Se santiguó. Se dio cuenta de repente de que hacía ya casi nueve meses que no copulaba con una mujer. ¡Nueve meses! Se dice pronto. Demasiado tiempo para un lascivo lujurioso como él. Si dejar el tabaco había sido duro, imagínese dejar la carne.

"¡Maldito seas, torrente de los vicios mundanos!"

Apartó la vista de la ventana como si huyera del fuego del infierno, y subiéndose con el dedo índice las gafas de ver de cerca, continuó leyendo en su devoto libro, intentando inútil y desesperadamente recuperar la paz de espíritu.

"No Sois susceptible ni de mancilla, ni de cambio, ni de alteración"

Las manos le temblaban, le temblaba también un ojo y el bigotito marcial, le sudaba la calva y el corazón le latía desbocado. Una lucha ciega y sangrienta se libraba en su interior, una serpiente deslizándose con sigilo entre la hierba.

"Yo no quería despegarme todavía de los bienes terrenales"

Tras la ventana, la joven ninfa, con sus voluptuosas formas, se agachó a coger una florecilla del jardín.
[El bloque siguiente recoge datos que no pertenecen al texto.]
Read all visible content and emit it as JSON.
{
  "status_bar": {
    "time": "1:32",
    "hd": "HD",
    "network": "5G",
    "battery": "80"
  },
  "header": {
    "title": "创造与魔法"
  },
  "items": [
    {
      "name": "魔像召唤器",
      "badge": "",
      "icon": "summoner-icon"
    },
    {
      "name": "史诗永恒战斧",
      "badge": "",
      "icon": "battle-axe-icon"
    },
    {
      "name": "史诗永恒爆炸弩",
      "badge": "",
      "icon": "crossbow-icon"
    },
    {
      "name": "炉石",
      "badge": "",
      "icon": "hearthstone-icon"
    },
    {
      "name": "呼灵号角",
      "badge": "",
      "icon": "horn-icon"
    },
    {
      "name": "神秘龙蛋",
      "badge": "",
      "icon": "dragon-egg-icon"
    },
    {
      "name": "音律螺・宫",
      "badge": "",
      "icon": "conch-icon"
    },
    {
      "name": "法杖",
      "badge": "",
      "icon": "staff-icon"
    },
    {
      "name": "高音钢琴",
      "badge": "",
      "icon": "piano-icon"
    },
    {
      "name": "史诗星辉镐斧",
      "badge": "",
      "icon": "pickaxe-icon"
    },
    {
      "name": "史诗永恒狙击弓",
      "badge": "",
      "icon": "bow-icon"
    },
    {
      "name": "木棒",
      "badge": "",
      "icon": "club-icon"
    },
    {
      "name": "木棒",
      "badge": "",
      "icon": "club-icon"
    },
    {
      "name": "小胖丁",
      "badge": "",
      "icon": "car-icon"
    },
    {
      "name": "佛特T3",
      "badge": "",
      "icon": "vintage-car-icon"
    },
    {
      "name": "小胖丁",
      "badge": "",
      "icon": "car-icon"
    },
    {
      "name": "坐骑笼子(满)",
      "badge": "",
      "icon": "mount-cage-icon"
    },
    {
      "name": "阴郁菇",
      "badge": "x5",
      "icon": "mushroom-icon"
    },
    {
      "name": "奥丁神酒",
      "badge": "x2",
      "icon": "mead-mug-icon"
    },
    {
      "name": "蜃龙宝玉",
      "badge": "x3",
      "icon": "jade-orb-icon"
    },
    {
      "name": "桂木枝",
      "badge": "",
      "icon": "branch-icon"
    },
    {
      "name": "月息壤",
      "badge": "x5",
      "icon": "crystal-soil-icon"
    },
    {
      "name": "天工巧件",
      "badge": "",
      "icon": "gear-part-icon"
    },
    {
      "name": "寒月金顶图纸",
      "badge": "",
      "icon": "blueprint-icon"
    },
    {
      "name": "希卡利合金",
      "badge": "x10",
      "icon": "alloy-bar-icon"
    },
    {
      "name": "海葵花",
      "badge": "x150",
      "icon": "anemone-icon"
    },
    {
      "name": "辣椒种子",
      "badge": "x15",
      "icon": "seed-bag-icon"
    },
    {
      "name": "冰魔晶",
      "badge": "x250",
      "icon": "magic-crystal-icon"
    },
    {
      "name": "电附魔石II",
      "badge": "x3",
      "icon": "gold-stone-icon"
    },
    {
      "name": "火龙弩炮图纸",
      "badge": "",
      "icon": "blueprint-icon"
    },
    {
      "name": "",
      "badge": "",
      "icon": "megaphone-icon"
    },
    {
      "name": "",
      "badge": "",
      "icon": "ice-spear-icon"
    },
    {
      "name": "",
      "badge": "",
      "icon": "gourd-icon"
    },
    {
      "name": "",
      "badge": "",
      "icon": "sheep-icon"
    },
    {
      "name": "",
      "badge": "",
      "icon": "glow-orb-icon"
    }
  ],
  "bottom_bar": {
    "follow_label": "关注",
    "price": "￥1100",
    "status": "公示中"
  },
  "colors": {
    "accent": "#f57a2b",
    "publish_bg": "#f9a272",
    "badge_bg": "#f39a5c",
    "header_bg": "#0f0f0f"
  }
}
Y entonces, al quebrar el tallo, un denso y oloroso chorrito de savia blanca se derramó sobre sus pequeños dedos.

El fraile, con la voluntad vencida, volvió a mirar por encima de las gafas y vio la flor y la mano mancillada de la muchacha. La cabeza le empezó a dar vueltas y las lágrimas asomaron a sus ojos pecadores. Para no caerse, tuvo que agarrarse al respaldo de su silla de anea.

"¡Alejad de mí las concupiscencias del vientre!"

El padre prior, con sus gafas de culo de vaso, los pelos de las cejas enhiestos como palmas de pasión, una visera de fertilizantes chilenos cubriéndole la cabeza, una camisa de cuadros abotonada hasta el cuello, y las perneras del pantalón demasiado cortas, dejando ver las canillas con los calcetines negros y las blancas zapatillas de jubilado, señalaba a los visitantes una serie de ridículos y surrealistas bancos de hierro que había donado un famoso escultor de la localidad.  

"Porque todo lo que nace del amor es bueno"

Las primeras moscardas verduscas de la primavera se pegaron golosamente al cristal.

"Sólo Vos, Señor, poseéis el reposo permanente"

El fraile, con la cara desencajada, cerró las Confesiones sobre su pobre mesa de madera, y haciendo un último esfuerzo baldío de heroica resistencia, dio la espalda a la ventana y tomó de un anaquel repleto de viejos libros, que le evocaron pequeños ataúdes de sueños irrealizados, la Metafísica de Aristóteles.  

Tras la ventana, la sirena sonreía, lánguida, ahogadamente, como una mortal tentación.